What started out a month ago as 3% iPhone 14 Pro shortages grew to 5% last week and now are roughly 10%+ of overall units with the potential to increase over the coming month depending on any production improvements from Foxconn.
We estimate demand vs. supply from consumers around iPhone 14 Pro are currently at a 3:1 ratio as many Apple stores, retailers, and online channels are looking empty handed for most iPhone 14 Pro models until at least early to mid January...
Now it's the painful waiting game to see what ramped production looks like over the next week for Apple to ease some iPhone shortages that are building globally. The Street will mostly look through this production disaster for Apple as a shift in iPhone timing and not penalize the stock to the full extent, however major strategic questions remain around the future of Apple's production in China.
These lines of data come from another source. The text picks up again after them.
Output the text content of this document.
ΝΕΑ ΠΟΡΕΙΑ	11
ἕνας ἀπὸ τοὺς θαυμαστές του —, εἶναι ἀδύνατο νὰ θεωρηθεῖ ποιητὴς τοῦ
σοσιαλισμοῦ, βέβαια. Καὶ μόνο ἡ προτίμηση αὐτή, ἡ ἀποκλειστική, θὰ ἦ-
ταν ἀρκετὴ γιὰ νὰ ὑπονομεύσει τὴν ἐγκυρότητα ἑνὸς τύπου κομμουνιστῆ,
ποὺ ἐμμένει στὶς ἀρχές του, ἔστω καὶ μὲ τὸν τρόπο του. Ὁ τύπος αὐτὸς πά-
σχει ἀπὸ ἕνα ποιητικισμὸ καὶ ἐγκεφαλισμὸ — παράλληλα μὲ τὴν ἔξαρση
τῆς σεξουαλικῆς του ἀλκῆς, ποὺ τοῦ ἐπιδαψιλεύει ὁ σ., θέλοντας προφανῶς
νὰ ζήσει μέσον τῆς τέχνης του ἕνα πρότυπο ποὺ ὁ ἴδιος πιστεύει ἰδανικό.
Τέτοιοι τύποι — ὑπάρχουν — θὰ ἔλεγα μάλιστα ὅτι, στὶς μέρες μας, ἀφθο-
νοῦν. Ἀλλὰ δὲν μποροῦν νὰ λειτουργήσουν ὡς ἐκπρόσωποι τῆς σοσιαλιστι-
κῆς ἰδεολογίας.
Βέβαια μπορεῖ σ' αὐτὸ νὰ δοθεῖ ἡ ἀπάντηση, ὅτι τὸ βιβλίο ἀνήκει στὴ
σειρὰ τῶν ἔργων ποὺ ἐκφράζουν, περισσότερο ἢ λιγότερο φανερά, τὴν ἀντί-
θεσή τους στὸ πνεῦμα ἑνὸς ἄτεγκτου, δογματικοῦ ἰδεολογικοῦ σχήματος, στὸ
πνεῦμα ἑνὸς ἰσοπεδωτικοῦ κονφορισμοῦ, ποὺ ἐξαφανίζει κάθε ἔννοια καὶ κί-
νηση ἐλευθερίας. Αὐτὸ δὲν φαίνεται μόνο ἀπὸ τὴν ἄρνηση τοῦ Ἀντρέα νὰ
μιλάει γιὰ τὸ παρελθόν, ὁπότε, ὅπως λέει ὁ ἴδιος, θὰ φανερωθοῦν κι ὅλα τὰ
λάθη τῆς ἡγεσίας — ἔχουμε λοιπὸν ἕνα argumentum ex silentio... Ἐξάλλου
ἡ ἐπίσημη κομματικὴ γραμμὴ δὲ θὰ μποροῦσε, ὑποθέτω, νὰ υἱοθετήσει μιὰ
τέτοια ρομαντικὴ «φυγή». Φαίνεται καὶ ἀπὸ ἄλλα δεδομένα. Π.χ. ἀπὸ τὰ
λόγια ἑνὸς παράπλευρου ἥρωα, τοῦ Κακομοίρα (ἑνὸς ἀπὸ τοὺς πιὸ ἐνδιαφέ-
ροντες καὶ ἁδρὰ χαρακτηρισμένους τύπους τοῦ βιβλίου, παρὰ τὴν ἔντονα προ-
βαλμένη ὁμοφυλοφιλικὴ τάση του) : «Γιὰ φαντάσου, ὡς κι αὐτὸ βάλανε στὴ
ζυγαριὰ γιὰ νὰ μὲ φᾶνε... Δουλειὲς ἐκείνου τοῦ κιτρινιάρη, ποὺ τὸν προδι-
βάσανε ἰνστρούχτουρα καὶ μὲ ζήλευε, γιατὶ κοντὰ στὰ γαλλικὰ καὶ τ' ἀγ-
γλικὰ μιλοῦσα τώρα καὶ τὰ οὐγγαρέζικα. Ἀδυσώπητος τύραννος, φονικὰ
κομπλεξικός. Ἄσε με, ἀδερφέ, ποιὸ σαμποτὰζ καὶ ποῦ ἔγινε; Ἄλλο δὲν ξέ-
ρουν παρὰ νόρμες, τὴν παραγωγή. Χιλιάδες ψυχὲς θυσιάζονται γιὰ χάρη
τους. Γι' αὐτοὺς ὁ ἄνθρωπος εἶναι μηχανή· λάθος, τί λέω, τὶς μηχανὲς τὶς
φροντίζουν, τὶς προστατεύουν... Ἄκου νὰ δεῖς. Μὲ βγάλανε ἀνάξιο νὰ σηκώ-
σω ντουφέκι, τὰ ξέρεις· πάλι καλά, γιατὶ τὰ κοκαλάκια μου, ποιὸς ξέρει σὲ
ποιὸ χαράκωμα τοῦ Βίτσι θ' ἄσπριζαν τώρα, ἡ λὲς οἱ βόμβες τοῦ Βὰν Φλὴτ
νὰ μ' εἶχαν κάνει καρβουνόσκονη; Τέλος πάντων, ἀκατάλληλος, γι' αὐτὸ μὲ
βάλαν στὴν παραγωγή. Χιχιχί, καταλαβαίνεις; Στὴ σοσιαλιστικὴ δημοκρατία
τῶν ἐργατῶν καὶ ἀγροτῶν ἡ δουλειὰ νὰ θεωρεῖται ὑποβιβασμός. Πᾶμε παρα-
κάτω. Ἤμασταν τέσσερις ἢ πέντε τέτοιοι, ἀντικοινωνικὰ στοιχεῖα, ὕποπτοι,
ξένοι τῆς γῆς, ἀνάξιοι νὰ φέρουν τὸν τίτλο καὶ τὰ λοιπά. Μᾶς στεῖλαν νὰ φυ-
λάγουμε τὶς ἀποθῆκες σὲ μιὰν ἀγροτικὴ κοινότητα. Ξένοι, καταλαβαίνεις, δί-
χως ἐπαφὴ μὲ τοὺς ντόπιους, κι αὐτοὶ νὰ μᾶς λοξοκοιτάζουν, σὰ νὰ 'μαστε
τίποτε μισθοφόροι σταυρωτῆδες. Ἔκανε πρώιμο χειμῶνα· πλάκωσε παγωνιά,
Maintains Outperform rating and $200 price target.
My take: Ives is better at good news than bad.
“I don’t think the production delays are anywhere near what some sensationalized headlines suggest.”
Agree totally.
Assume Pro models drive about 80% of all iPhones which are now about 41% of all Apple revenue. The math .1 * .8 * .41 or 3.3% revenue moved to next Q. The profit impact would be slightly higher. Maybe Apple had to help Foxconn with employee bonuses.